My friend forwarded the information to her friend and got a response back that said, “I hate my job. I’ve been praying for another door to open.”
Unfortunately, many people are not very good door openers, i.e., receivers. So, God must offer to them what they ask for in the way that they can receive it. If you aren’t a very good receiver, that open door might look like a chicken neck that has been cracked. Or a stint in a major disease.
All of this is UNNECESSARY, and one of the reasons I’m so PASSIONATE about helping people learn to love themselves. The better you are at receiving, the more that God can gift you and deliver to you all that you desire.
Oh, but that also means you are asking, too! Ask and receive… practice it with me… say it aloud… ASK AND RECEIVE – it starts with ME!

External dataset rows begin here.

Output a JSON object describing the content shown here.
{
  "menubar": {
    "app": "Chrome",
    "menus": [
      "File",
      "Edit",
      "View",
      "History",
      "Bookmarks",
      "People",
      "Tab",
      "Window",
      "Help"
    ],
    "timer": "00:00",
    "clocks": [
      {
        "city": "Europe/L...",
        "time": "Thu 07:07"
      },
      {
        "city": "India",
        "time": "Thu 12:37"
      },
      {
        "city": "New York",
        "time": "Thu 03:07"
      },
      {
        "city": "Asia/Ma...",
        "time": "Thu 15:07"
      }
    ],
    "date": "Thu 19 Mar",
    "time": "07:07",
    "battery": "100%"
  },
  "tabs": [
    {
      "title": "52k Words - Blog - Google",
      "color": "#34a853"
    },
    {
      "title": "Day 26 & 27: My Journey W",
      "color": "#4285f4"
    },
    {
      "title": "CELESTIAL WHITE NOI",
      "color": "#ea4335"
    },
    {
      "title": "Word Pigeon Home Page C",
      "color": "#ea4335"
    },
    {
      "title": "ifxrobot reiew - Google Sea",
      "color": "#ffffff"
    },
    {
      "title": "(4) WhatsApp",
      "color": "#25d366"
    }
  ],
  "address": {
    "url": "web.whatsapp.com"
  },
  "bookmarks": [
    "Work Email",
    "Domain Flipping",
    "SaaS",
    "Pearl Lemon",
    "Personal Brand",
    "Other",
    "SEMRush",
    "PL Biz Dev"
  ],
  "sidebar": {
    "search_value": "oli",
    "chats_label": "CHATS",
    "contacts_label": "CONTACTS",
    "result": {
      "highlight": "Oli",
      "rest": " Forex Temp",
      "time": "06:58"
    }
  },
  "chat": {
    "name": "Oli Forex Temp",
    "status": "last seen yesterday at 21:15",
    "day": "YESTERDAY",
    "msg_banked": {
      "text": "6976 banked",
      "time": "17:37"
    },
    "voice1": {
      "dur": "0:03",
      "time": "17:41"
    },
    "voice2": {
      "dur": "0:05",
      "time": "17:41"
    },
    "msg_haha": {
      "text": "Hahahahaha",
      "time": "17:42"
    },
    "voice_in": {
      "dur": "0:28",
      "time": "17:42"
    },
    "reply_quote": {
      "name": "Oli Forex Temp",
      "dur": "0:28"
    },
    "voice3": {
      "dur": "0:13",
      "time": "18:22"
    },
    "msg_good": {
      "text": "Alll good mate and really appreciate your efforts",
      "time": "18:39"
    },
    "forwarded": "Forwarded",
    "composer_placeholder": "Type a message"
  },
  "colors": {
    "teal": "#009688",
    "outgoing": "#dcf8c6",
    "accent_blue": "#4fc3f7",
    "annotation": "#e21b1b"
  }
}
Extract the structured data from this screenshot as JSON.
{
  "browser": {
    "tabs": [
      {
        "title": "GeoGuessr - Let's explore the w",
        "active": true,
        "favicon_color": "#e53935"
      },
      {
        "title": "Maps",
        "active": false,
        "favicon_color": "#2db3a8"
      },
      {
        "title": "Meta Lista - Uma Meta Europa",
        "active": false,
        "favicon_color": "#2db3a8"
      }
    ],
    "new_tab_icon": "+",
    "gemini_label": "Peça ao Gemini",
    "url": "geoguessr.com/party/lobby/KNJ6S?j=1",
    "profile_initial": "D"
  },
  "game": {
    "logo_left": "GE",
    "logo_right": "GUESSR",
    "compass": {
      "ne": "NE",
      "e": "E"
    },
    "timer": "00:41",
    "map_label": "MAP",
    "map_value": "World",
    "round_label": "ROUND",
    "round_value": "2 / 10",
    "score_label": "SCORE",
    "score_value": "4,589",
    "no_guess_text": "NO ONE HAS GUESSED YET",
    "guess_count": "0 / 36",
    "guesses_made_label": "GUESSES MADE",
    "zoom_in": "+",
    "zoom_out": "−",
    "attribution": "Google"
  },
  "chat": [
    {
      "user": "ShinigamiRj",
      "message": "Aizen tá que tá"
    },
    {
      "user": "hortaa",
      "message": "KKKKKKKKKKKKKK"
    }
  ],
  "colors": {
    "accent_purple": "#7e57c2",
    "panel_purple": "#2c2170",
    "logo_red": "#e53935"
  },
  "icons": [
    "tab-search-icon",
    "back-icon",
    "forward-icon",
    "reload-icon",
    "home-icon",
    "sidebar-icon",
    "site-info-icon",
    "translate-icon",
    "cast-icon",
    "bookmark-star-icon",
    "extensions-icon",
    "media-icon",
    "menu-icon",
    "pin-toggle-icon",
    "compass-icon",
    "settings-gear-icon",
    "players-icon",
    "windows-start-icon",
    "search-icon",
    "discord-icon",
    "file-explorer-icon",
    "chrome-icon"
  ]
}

I remember when I was beginning to learn this. I was TERRIBLE at receiving. Oh, yes, I was a WORLD CLASS giver, but a HORRIBLE RECEIVER of giving! Every part of my body felt awkward about accepting something without giving something in return. But, I plunged ahead with my spirit teachers urging me on. Now, I can receive gratefully and happily. It is a joy to allow others to give to me realizing that love can be the only thing between us.
What I didn’t know then that I do know now is that giving and receiving is a big circle. You can’t give without receiving and you can’t receive without giving. So, when you think you are receiving without actually giving something in return – think again. You already have! There’s no debt, no scorekeeping, you’ve done it. Your grateful, easy receiving is the gift to the person giving. Be a GRATEFUL receiver and be a gift to someone else’s giving!
Ask… for what you desire, and realize that asking costs you nothing. Be open to receive in whatever way the item arrives! You just never know. I have so many examples of the creativity of God’s messengers. I’ll share more of those later.
For now…enjoy opening the door to receive as an infinite being worthy of all the gifts of the Universe! And, PLEASE, do not judge the way your gifts flow into your open door!